A photo of former West German Chancellor Willy Brandt epitomizes how Germans recognize the shameful chapter of their aggression-ridden past. On a rainy December day in Warsaw 44 years ago, he knelt down at the monument to victims of the Warsaw Ghetto Uprising and repented for what the Nazis had done to them. A German leader’s efforts led to the country’s compensation for the victimized laborers through the Foundation for Remembrance, Responsibility and Future.

A similar moment in which former Japanese Prime Minister Tomiichi Murayama begged former Korean “comfort women” to take care of their health on a visit to the National Assembly Tuesday reflected a deeply conscientious voice from Japan. It would have been much better if a high-ranking official of the Shinzo Abe cabinet had done that. While in office in 1995, Murayama apologized for Japan’s invasion and colonization of Korea through the now-famous Murayama Statement. He also spearheaded the establishment of the Asian Women’s Fund to compensate the victims for their pains. Murayama said Abe’s cabinet members should step down if they ever denounced his own statement, alluding to Abe’s flip-flops despite his pledge to follow up his predecessor’s statement with one of his own.

At a Diet session Wednesday, Abe threatened to counter Korea’s attempt to “enumerate wrongful facts and slander Japan.” The stunning gap in history perception between a former prime minister like Murayama and the man in power now shows the shameful retreat of decency and contrition in Japan and the fetid blossoming of its conservatives. When asked by his peers in the Diet about his intention to supplant the Murayama Statement with one of his own, Abe answered the question by arbitrarily ignoring Japan’s aggressions and colonial rule of Korea. The world’s suspicions of Abe’s “assertive pacifism” primarily stem from such a self-centered, twisted view of all that’s right and all that was wrong in Japan’s past.

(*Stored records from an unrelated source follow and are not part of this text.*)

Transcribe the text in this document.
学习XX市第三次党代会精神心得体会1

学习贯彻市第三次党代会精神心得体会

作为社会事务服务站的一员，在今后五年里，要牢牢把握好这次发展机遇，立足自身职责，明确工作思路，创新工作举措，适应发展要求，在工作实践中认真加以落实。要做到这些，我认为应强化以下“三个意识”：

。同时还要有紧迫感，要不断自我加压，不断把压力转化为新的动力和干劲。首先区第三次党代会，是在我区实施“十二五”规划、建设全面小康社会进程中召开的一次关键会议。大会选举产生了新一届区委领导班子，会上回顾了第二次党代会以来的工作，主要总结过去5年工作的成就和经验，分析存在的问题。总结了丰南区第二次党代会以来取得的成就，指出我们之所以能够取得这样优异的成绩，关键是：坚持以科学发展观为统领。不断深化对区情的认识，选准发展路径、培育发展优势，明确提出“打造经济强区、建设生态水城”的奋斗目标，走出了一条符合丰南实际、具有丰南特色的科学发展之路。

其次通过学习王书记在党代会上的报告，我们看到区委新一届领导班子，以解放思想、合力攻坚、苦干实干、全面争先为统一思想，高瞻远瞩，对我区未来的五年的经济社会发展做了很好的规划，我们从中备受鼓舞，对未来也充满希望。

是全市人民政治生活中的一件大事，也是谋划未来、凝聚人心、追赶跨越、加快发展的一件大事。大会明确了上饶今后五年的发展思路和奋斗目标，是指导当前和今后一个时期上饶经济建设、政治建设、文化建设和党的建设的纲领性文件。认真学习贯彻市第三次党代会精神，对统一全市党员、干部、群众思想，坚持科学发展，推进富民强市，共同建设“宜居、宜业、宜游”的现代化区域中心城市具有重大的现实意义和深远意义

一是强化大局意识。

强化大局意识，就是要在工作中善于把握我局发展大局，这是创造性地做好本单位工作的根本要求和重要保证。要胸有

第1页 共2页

The Murayama Statement is one of the pillars of Seoul-Tokyo relations along with the 1993 Kono Statement, which apologized for the mobilization of “comfort women” during World War II. That led to the 1998 Joint Declaration between President Kim Dae-jung and Keizo Obuchi to open a new era of Korea-Japan ties. If Abe had respected the spirit of the two earlier statements, our bilateral ties would not have worsened.

The comfort women issue could be a starting point for resolving the current confrontation. Both sides have already made a compromise on the compensation issue before. We hope Murayama’s trip paves the way for healing the victims’ pain and restoring bilateral ties.